In the new CBS show The Great Indoors, an “outdoorsy guy’s guy” played by Joel McHale gets demoted from his manly job as “adventure reporter” (a position I have not seen on the masthead of any magazine, maybe ever?) after an injury, taking a job as social media editor—one of the few positions in media in which women outnumber men. What could be funnier?
The premise of the show seems to be that the work men do at publications is more serious and valuable than the work women do. And that is a pretty harmful starting point, since social media editors already find their work vastly misunderstood. They are both pressured to attract readers and blamed spectacularly when a Facebook post or tweet misfires.

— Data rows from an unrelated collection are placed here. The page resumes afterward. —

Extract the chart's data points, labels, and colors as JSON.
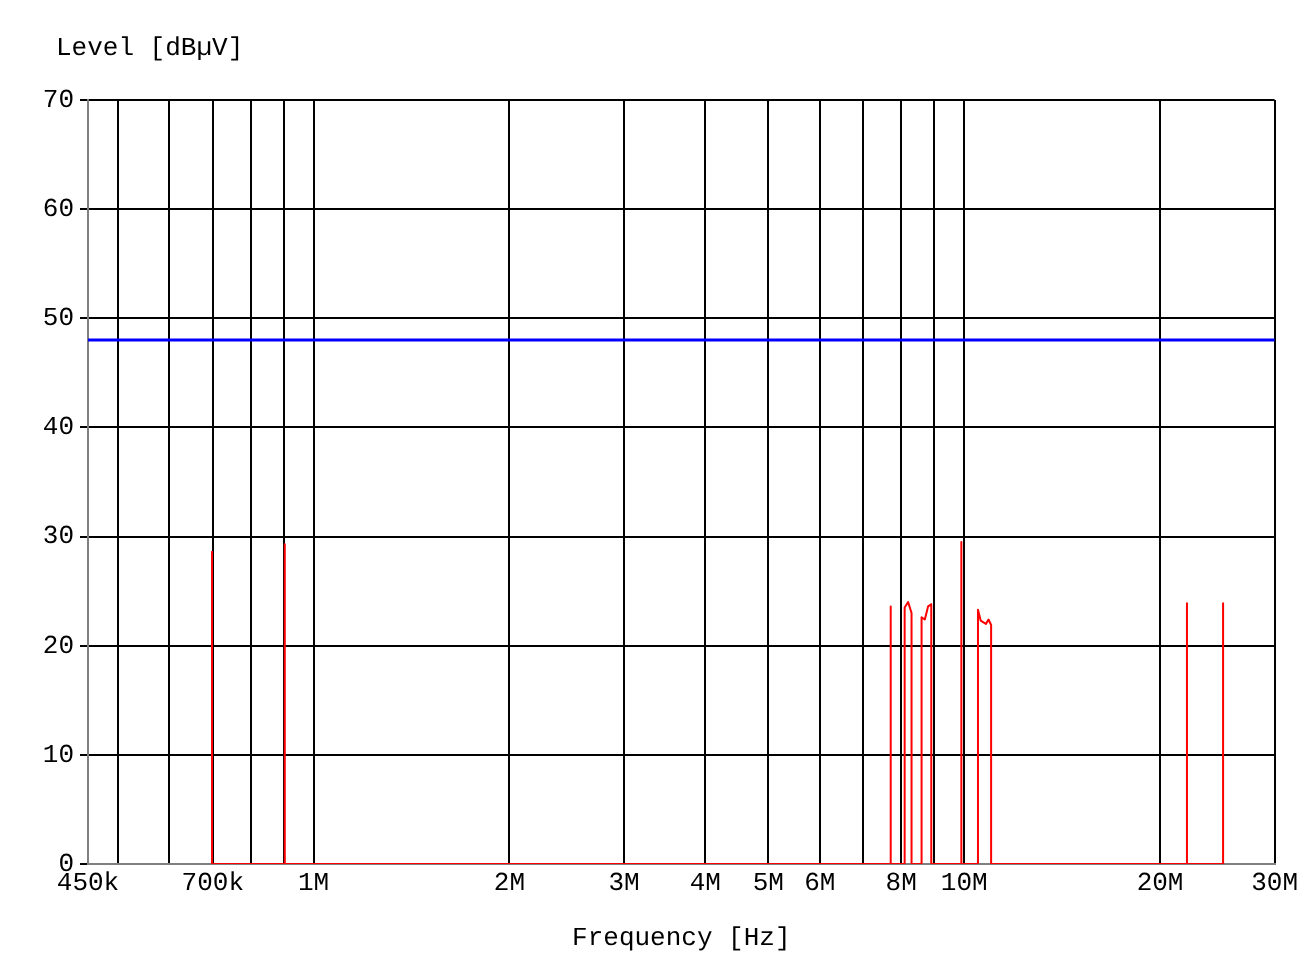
{
  "chart_data": {
    "type": "line",
    "xlabel": "Frequency [Hz]",
    "ylabel": "Level [dBµV]",
    "log": "x",
    "xlim": [
      450000,
      30000000
    ],
    "ylim": [
      0,
      70
    ],
    "xticks": [
      {
        "value": 450000,
        "label": "450k"
      },
      {
        "value": 500000,
        "label": null
      },
      {
        "value": 600000,
        "label": null
      },
      {
        "value": 700000,
        "label": "700k"
      },
      {
        "value": 800000,
        "label": null
      },
      {
        "value": 900000,
        "label": null
      },
      {
        "value": 1000000,
        "label": "1M"
      },
      {
        "value": 2000000,
        "label": "2M"
      },
      {
        "value": 3000000,
        "label": "3M"
      },
      {
        "value": 4000000,
        "label": "4M"
      },
      {
        "value": 5000000,
        "label": "5M"
      },
      {
        "value": 6000000,
        "label": "6M"
      },
      {
        "value": 7000000,
        "label": null
      },
      {
        "value": 8000000,
        "label": "8M"
      },
      {
        "value": 9000000,
        "label": null
      },
      {
        "value": 10000000,
        "label": "10M"
      },
      {
        "value": 20000000,
        "label": "20M"
      },
      {
        "value": 30000000,
        "label": "30M"
      }
    ],
    "yticks": [
      0,
      10,
      20,
      30,
      40,
      50,
      60,
      70
    ],
    "grid": true,
    "line_style": "solid",
    "marker": "none",
    "series": [
      {
        "color": "#ff0000",
        "x": [
          698000,
          698000,
          698000,
          903000,
          903000,
          903000,
          7710000,
          7710000,
          7710000,
          8100000,
          8100000,
          8200000,
          8300000,
          8300000,
          8600000,
          8600000,
          8700000,
          8800000,
          8900000,
          8900000,
          9900000,
          9900000,
          9900000,
          10500000,
          10500000,
          10600000,
          10800000,
          10900000,
          11000000,
          11000000,
          22000000,
          22000000,
          22000000,
          25000000,
          25000000,
          25000000
        ],
        "values": [
          0,
          28.6,
          0,
          0,
          29.3,
          0,
          0,
          23.6,
          0,
          0,
          23.5,
          24.0,
          23.0,
          0,
          0,
          22.6,
          22.4,
          23.6,
          23.8,
          0,
          0,
          29.5,
          0,
          0,
          23.3,
          22.3,
          22.0,
          22.4,
          21.9,
          0,
          0,
          23.9,
          0,
          0,
          23.9,
          0
        ]
      }
    ],
    "ref_lines": [
      {
        "axis": "y",
        "value": 48,
        "color": "#0000ff"
      }
    ]
  }
}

As Alana Hope Levinson pointed out last year in her brilliant essay “The Pink Ghetto of Social Media,” there is a perception that social media is
easier, ‘fluffy,’ and not on par with other editorial roles. Even though it’s no secret that social media is critical to the current business models, one woman who works as a social media editor in news thinks “the position is always gonna be viewed as some dumb 20-year-old woman job.”
The idea of a TV show about social media is a uniquely dispiriting one—will we get to see close-ups of McHale’s charmingly inept tweets?
Someone who wanted to make a show about social media editors would find more interesting material if they actually thought for a moment about the contradictions of the pink ghetto.